Ce silence s’expliquerait-il par l’antisémitisme latent de certains dirigeants Alliés comme l’ont soutenu des historiens israéliens après la guerre ? Que l’antisémitisme ne soit pas l’apanage des tenants des régimes fascistes est, comme nous l’avons évoqué plus haut, une chose certaine. Mais ce n’est pas là la véritable explication du silence des Alliés dont d’ailleurs certains des dirigeants étaient juifs ou très proches des organisations juives, comme Roosevelt par exemple. Non, là encore, l’origine de cette remarquable discrétion réside dans les lois qui régissent le système capitaliste, quels que soient les oripeaux, démocratiques ou totalitaires, dont il drape sa domination. Comme pour l’autre camp, toutes les ressources du camp Allié étaient mobilisées au service de la guerre. Pas de bouches inutiles, tout le monde doit être occupé, soit au front, soit dans la production d’armements. L’arrivée en masse des populations en provenance des camps, des enfants et des vieillards qu’on ne pouvait pas envoyer au front ou à l’usine, des hommes et des femmes malades et épuisés qu’on ne pouvait immédiatement intégrer dans l’effort de guerre, aurait désorganisé ce dernier. Dès lors, on ferme les frontières et on empêche par tous les moyens une telle immigration. Le ministre de sa très gracieuse et très démocratique majesté britannique, A. Eden décida en 1943 (c’est-à-dire à une période où la bourgeoisie anglo-saxonne n’ignorait rien de la réalité des camps), à la demande de Churchill, "qu’aucun navire des Nations unies ne peut être habilité à effectuer le transfert des réfugiés d’Europe." Et Roosevelt ajoutait que "transporter tant de monde désorganiserait l’effort de guerre" (Churchill, Mémoires, T.10). Voilà les sordides raisons qui conduisirent ces "grands démocrates" et "antifascistes" patentés à garder le silence sur ce qui se passait à Dachau, Buchenwald et autres lieux de sinistre mémoire ! Les considérations humanitaires qui étaient censées les animer n’avaient pas leur place devant leurs sordides intérêts capitalistes et les besoins de l’effort de guerre.

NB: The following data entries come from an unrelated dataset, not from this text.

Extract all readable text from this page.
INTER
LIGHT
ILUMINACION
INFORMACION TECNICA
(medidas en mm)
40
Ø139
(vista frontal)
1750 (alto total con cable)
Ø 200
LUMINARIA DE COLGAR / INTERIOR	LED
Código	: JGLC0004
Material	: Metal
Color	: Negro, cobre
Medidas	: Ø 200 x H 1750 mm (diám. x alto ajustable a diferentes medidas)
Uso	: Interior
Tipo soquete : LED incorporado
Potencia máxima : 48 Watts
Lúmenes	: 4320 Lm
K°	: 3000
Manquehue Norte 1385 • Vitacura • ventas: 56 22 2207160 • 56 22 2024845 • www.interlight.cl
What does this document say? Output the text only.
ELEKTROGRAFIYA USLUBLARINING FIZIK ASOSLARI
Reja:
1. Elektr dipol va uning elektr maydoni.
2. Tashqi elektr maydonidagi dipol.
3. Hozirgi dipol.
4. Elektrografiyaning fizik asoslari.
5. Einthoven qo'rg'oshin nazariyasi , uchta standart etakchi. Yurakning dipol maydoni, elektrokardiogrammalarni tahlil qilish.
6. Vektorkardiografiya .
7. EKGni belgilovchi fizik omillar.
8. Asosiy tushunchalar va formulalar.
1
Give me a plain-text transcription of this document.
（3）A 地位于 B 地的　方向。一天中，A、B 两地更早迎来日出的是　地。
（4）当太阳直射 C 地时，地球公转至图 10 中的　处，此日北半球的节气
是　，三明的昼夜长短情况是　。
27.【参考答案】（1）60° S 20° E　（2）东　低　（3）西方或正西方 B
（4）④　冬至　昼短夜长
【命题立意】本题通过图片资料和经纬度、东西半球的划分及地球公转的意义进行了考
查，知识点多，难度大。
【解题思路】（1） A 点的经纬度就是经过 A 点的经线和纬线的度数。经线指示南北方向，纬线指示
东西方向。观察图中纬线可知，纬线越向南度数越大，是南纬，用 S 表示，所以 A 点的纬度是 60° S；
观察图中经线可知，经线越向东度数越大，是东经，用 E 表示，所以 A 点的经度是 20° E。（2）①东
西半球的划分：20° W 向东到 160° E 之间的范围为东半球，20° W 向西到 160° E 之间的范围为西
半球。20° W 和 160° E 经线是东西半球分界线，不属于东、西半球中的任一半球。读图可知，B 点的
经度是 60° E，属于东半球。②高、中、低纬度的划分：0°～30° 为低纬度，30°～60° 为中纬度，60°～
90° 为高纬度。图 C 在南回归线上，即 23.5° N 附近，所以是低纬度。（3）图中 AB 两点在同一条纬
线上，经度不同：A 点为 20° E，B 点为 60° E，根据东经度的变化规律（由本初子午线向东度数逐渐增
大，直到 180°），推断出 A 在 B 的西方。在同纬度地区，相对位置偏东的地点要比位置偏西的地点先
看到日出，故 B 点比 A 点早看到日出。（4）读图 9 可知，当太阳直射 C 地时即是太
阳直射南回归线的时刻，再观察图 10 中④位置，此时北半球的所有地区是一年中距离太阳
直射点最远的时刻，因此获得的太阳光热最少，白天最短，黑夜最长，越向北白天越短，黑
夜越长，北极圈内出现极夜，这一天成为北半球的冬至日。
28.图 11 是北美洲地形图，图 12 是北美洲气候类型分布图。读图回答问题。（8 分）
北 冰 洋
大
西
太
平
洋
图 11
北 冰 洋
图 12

Les Alliés ne se contentèrent pas d’entretenir soigneusement le silence durant toute la guerre sur les génocides perpétrés dans les camps ; ils allèrent beaucoup plus loin dans le cynisme et l’abjection. Si d’un côté ils n’ont jamais hésité à faire tomber un déluge de bombes sur les populations allemandes, pour l’essentiel ouvrières, de l’autre ils se sont refusés à tenter la moindre opération militaire en direction des camps de la mort. Ainsi, alors que dès le début 1944 ils pouvaient sans difficultés bombarder les voies ferrées menant à Auschwitz, ils se sont volontairement abstenus. Non seulement cet objectif était à ce moment-là à portée de leur aviation mais deux évadés du camp leur avaient décrit en détail le fonctionnement de celui-ci et la topographie des lieux.

Quand le camp démocratique préfère laisser crever les juifs plutôt que de s’en encombrer

Dans l’article cité plus haut, Le Monde rapporte : "des dirigeants juifs hongrois et slovaques supplient les Alliés de passer à l’action, alors que les déportations des juifs de Hongrie ont commencé. Ils désignent même un objectif : le carrefour ferroviaire de Kosice-Pressow. Les Allemands pouvaient, il est vrai, assez rapidement réparer les voies. Mais cet argument ne vaut pas pour la destruction des crématoires de Birkenau, qui aurait incontestablement désorganisé la machine d’extermination. Rien ne sera fait. En définitive, il est difficile de ne pas reconnaître que même le minimum n’a pas été tenté, noyé qu’il a été par la mauvaise volonté des états-majors et des diplomates."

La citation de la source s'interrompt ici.